For parents looking to treat autism — which in 2016 affected one in 68 children in the country — a quick Google search may still point them to MMS, which is promoted on some healing blogs and highlighted as a successful treatment at a 2012 AutismOne conference.
But in 2015, seven Arkansas children were taken away from their parents because of their father’s habit of putting a tiny drop of MMS in his glass of water and drinking it, the father told The Washington Post at the time. The children, the father said, were never given the chemicals, and he suspected his two oldest children of being involved in the raid.

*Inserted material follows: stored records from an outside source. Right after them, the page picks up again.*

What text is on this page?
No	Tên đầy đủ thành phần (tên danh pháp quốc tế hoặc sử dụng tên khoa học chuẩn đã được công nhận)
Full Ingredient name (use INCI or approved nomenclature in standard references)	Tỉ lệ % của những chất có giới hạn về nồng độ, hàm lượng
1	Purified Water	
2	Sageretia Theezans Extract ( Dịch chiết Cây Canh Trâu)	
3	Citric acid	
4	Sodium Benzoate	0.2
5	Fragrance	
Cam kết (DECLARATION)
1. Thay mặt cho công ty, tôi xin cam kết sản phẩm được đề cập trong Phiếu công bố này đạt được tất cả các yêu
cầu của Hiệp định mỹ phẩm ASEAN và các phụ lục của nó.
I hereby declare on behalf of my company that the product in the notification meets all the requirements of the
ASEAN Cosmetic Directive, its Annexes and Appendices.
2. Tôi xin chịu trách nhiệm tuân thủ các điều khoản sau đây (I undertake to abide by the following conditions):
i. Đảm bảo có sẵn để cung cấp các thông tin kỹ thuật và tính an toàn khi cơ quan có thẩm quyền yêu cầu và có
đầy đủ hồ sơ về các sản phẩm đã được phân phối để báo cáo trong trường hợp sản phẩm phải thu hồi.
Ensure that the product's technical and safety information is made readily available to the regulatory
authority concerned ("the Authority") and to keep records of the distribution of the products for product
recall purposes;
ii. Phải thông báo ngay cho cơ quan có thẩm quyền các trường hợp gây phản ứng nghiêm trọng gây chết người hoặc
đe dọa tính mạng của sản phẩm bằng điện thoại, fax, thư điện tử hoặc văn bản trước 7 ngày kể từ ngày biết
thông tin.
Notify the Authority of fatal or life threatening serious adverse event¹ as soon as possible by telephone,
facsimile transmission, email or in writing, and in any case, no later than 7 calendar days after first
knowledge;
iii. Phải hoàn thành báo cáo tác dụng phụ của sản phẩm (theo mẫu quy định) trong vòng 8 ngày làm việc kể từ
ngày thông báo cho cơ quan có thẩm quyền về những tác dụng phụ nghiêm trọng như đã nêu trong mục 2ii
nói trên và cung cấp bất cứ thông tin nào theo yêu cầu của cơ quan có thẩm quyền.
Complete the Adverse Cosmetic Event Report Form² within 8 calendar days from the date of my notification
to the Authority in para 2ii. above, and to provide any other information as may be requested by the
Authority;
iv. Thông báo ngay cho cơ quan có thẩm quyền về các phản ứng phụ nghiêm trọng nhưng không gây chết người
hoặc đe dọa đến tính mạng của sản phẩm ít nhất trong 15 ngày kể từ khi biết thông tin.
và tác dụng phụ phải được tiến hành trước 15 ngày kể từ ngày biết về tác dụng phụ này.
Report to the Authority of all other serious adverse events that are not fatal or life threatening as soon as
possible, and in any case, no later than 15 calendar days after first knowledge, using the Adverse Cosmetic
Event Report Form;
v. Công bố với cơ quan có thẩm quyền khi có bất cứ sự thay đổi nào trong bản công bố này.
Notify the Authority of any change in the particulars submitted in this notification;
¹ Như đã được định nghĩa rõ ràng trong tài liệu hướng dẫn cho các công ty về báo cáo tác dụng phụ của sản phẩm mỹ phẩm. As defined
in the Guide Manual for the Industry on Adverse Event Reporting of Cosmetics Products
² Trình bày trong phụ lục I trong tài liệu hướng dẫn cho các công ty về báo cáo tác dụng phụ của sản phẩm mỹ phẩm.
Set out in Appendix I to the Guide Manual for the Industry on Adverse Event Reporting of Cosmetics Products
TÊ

Court documents showed his 16-year-old son brought the MMS bottle to a friend’s house and coughed for several hours after smelling it. The father said he thinks his son inhaled a different chemical used for the aquaponics system, and that he used the incident as a way out of being home-schooled.
Later that year, a Washington man was sentenced to more than four years in prison for selling the miracle cure through an Internet business called “Project GreenLife.” His instructions for the product explained that nausea, diarrhea and vomiting were all signs that the miracle solution was working, according to the Department of Justice.